Suppose $\{U_n\}$ is a open cover for X. Then 0 is in one of those sets- rename it U0. Since U0 is open, there exist some r such that the interval (-r, r) is a subset of U0. There exis some integer N, such that N> 1/r and so 1/N< r. That means that for all $n\ge N$, 1/n< r and so is contained in U0. We then choose a set from the open cover containing 1/n for every n< N, a finite number of sets, and those, together with U0 form a finite sub-cover.

Notice that is essential that 0 be in this set. The set {1, 1/2, ..., 1/n, ...} itself is bounded but not closed and so not compact. For every integer n, Let Un be the interval from (2n+1)/(2n(n+1)) to (2n-1)/(2n(n-1)).
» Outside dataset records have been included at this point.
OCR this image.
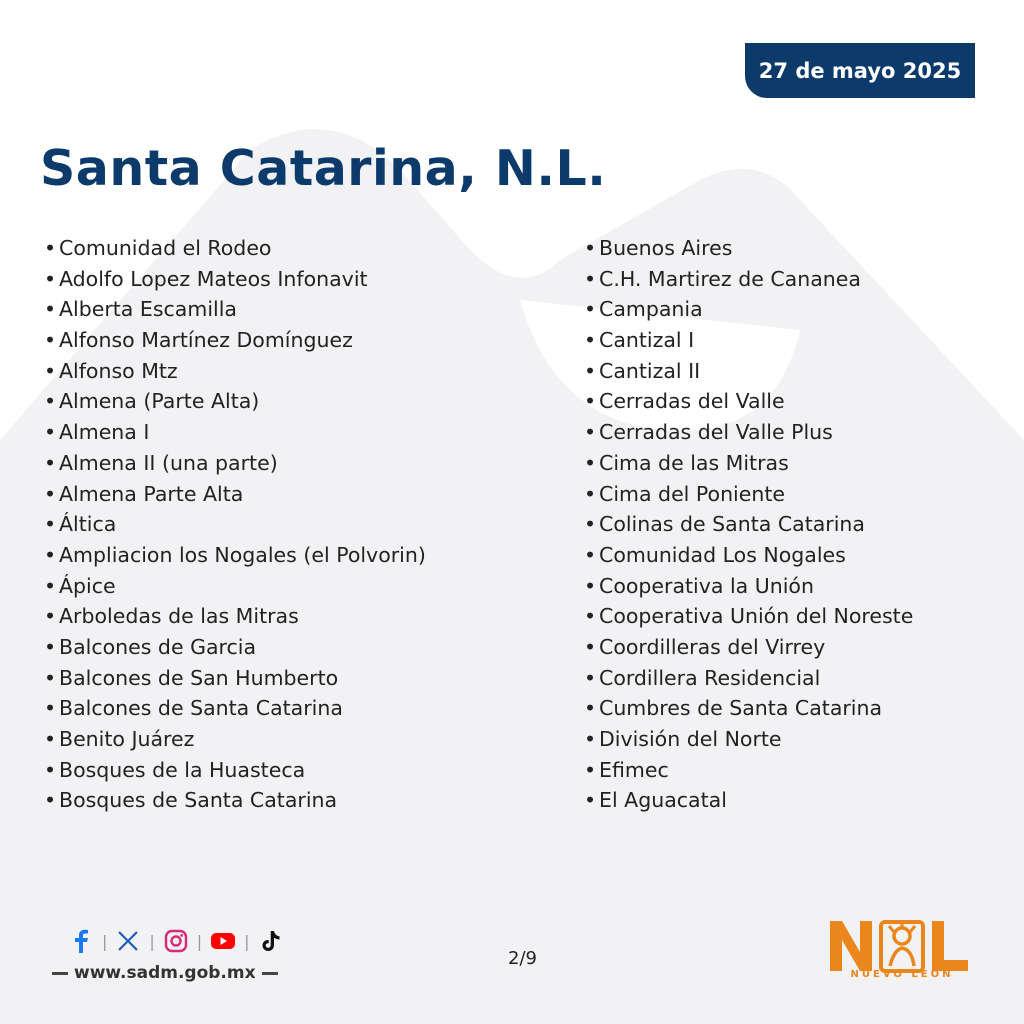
27 de mayo 2025
Santa Catarina, N.L.
• Comunidad el Rodeo
• Adolfo Lopez Mateos Infonavit
• Alberta Escamilla
• Alfonso Martínez Domínguez
• Alfonso Mtz
• Almena (Parte Alta)
• Almena I
• Almena II (una parte)
• Almena Parte Alta
• Áltica
• Ampliacion los Nogales (el Polvorin)
• Ápice
• Arboledas de las Mitras
• Balcones de Garcia
• Balcones de San Humberto
• Balcones de Santa Catarina
• Benito Juárez
• Bosques de la Huasteca
• Bosques de Santa Catarina
• Buenos Aires
• C.H. Martirez de Cananea
• Campania
• Cantizal I
• Cantizal II
• Cerradas del Valle
• Cerradas del Valle Plus
• Cima de las Mitras
• Cima del Poniente
• Colinas de Santa Catarina
• Comunidad Los Nogales
• Cooperativa la Unión
• Cooperativa Unión del Noreste
• Coordilleras del Virrey
• Cordillera Residencial
• Cumbres de Santa Catarina
• División del Norte
• Efimec
• El Aguacatal
|	|	|	|
www.sadm.gob.mx
2/9
NUEVO LEÓN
The point of that is that (2n+1)/(2n(n+1)) is exactly half way between 1/n and 1/(n+1) while (2n-1)/(2n(n-1)) is exactly half way between 1/n and 1/(n-1). That is, that interval includes ONLY the point 1/n from this set. Since each set in the cover includes only one point of the set, we have to have all of them to cover the set- and we certainly can't reduce to a finite cover.

9. Jan 1, 2013

### experimentX

would this set be finite sub-cover of [0, 1] Sn={(1/n -ε, 2/n + ε): n ≥ 2} ? Choosing n > N ≥ 1/ε where ε > 0 would make it cover [0, 1]?

10. Jan 1, 2013

### Fredrik

Staff Emeritus
The set $\{(1/n-\varepsilon,2/n+\varepsilon):n\geq 2\}$ has infinitely many members. n is just a dummy variable. The set is the same if you use another dummy variable. So it doesn't really make sense to call the set Sn. Also, (this is a bit nitpicky) the notation should specify that n is an integer.

I would just call the set S. It's an open cover of both [0,1] and (0,1). The subset of S that's defined by the condition n≥N contains all but a finite number of members of S. It's another open cover of both [0,1] and (0,1), and it's not finite.